Sunday, June 11, 2006

Yearly Kos convention; count them in, or out?


This weekend, the Yearly Kos held a convention in Las Vegas which did not go unnoticed by Democratic politicians.Democratic National Committee Chairman Howard Dean , Senate Minority Leader Harry M. Reid (D-Nev.), and several politicians gearing up to run against Hillary for the 2008 election; former Virginia governor Mark R. Warner, Iowa Gov. Tom Vilsack, New Mexico Gov. Bill Richardson and retired Army Gen. Wesley K. Clark
" all hope they can generate support among an activist constituency that has already expressed its hostility toward Sen. Hillary Rodham Clinton (D-N.Y.) as a cautious and consummate insider"


The Washington Post article reminded us of the "potential" and the "limitations" of the net;
"I think it's evolving," he said of the net-roots community. "I think these guys and gals are potentially creating a new public square for democracy. And they are an unorganized, unorthodox jumble. What started as occasional voices venting is now turning into what could be a major force in American politics."

From a standing start, this community first demonstrated its power by supporting Howard Dean's 2004 presidential campaign, helping him raise tens of millions of dollars and propelling him into front-runner status for the Democratic nomination until his candidacy imploded.

That experience showed the promise and the limitations of the net-based political movement. As the bloggers gathered here, many of the same questions remained unanswered about what is now a larger and more assertive voice in American politics.


My friend Mash (Docstrangelove) predicts that bloggers will become a force. I also think that it will be one that will not only be listened to, but will provide an alternative communication source for the general public who wants to know more. Communication going both ways where people do ask the hard questions, bloggers and readers alike.

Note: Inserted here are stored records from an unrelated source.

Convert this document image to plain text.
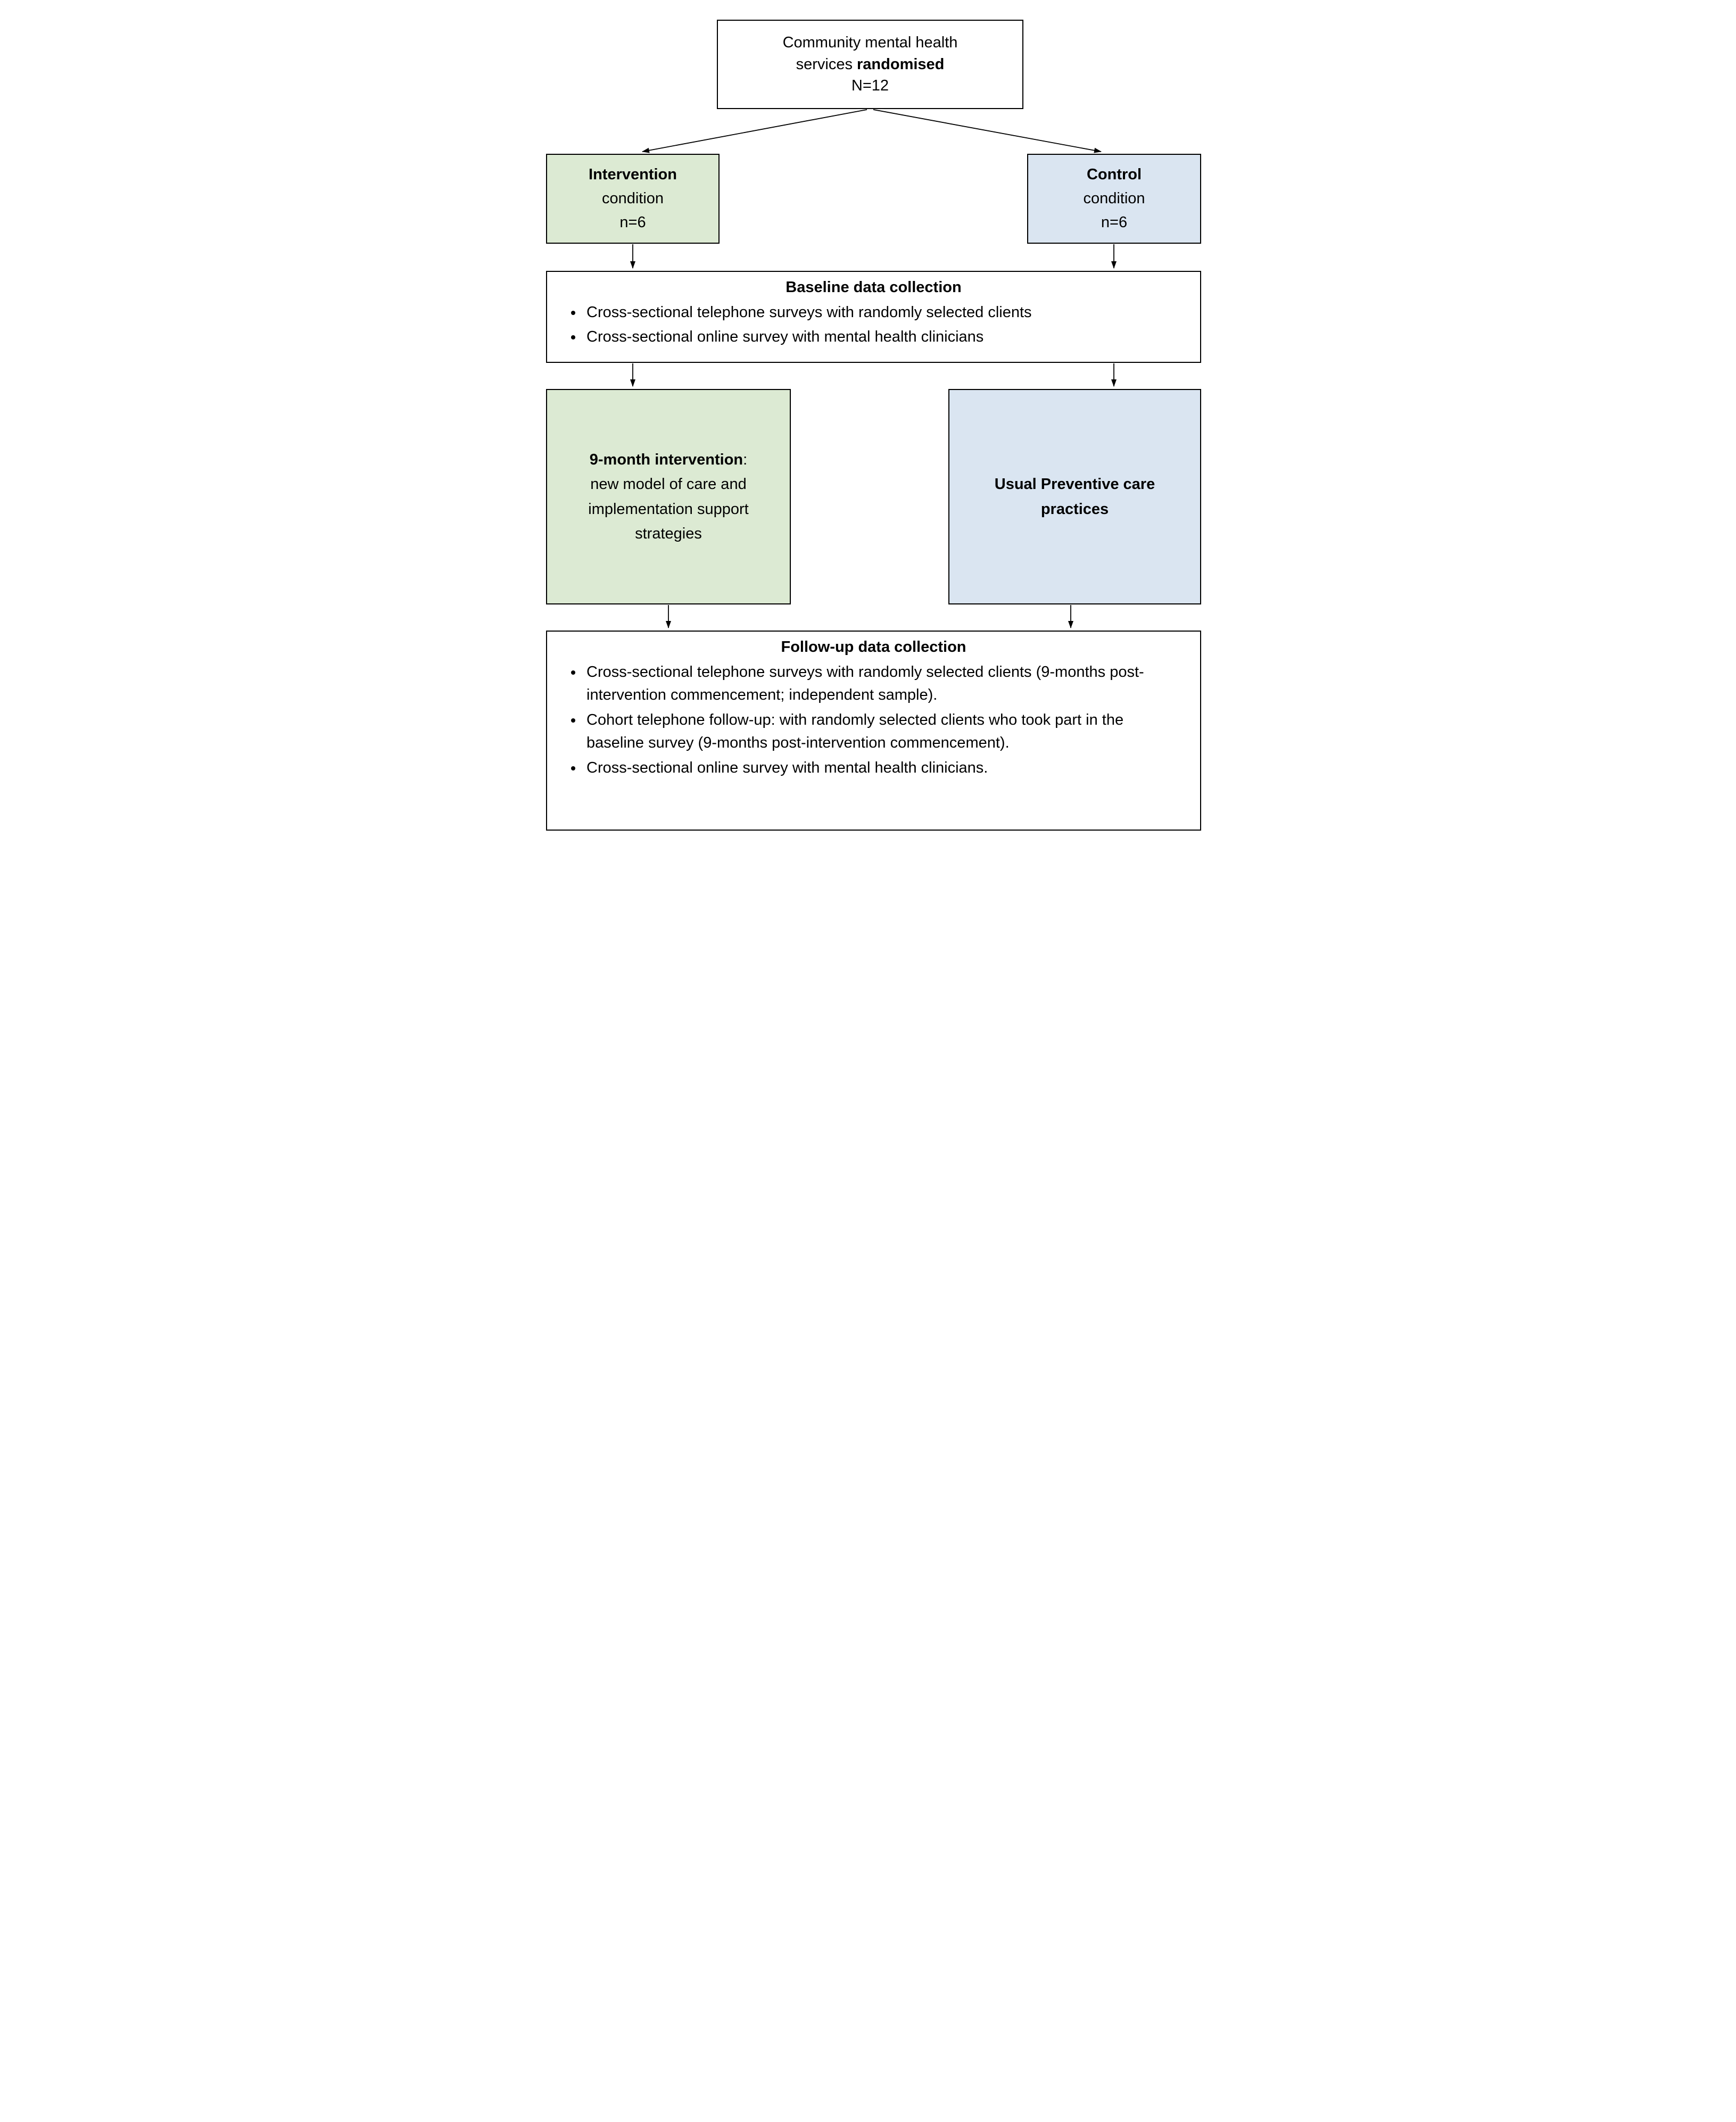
Community mental health
services randomised
N=12
Intervention
condition
n=6
Control
condition
n=6
Baseline data collection
• Cross-sectional telephone surveys with randomly selected clients
• Cross-sectional online survey with mental health clinicians
9-month intervention:
new model of care and implementation support strategies
Usual Preventive care practices
Follow-up data collection
• Cross-sectional telephone surveys with randomly selected clients (9-months post-intervention commencement; independent sample).
• Cohort telephone follow-up: with randomly selected clients who took part in the baseline survey (9-months post-intervention commencement).
• Cross-sectional online survey with mental health clinicians.
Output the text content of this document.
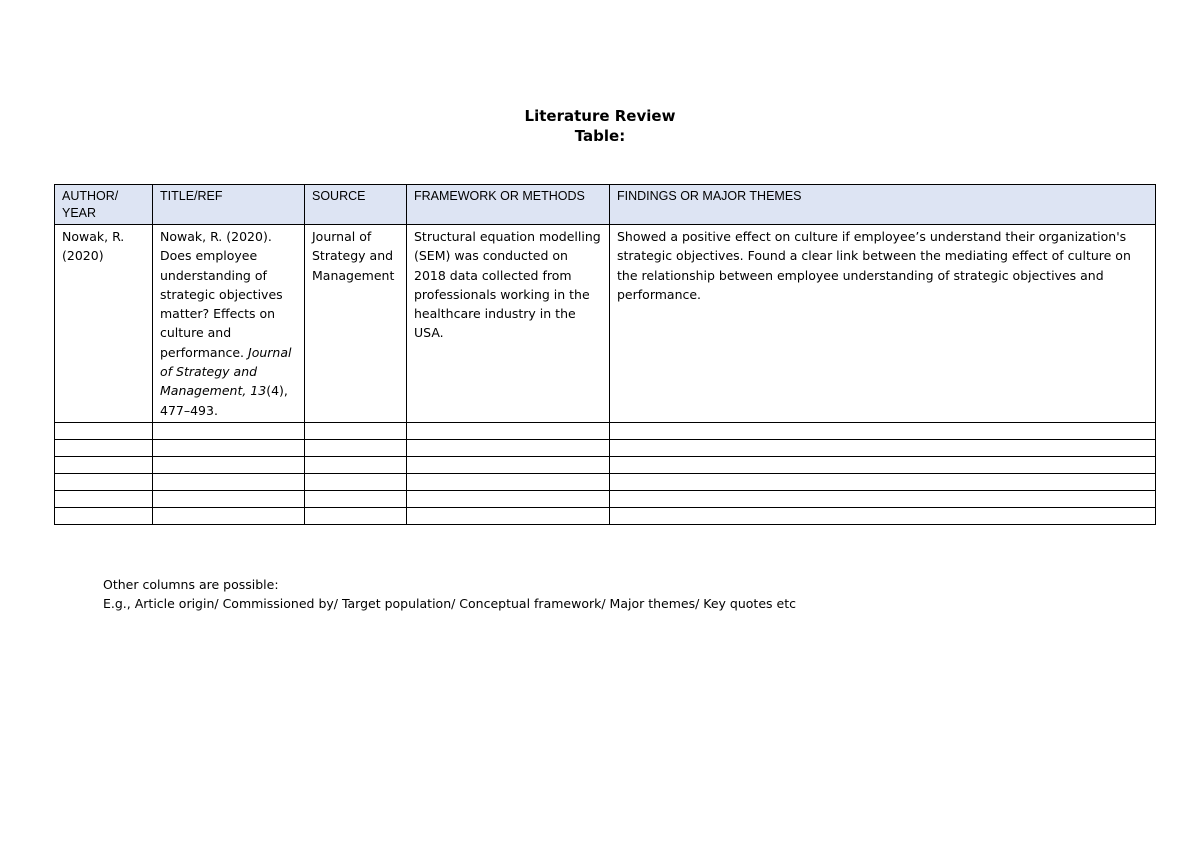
Literature Review
Table:
AUTHOR/ YEAR	TITLE/REF	SOURCE	FRAMEWORK OR METHODS	FINDINGS OR MAJOR THEMES
Nowak, R. (2020)	Nowak, R. (2020). Does employee understanding of strategic objectives matter? Effects on culture and performance. Journal of Strategy and Management, 13(4), 477–493.	Journal of Strategy and Management	Structural equation modelling (SEM) was conducted on 2018 data collected from professionals working in the healthcare industry in the USA.	Showed a positive effect on culture if employee’s understand their organization's strategic objectives. Found a clear link between the mediating effect of culture on the relationship between employee understanding of strategic objectives and performance.

Other columns are possible:
E.g., Article origin/ Commissioned by/ Target population/ Conceptual framework/ Major themes/ Key quotes etc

I do not think that catering to either party will really happen via blogger 'courting'. I do believe that the more and more bloggers read, think, comment (their own opinion-eds), that they will see how both parties are beholden to special interests. I think one should follow the money. The blogosphere is a start, but the majority of voters who are needed to effect a change, and a true change of heart in terms of immoral issues and 'control' issues (gay marriage, abortion), whether they are public or private, are still a long ways away.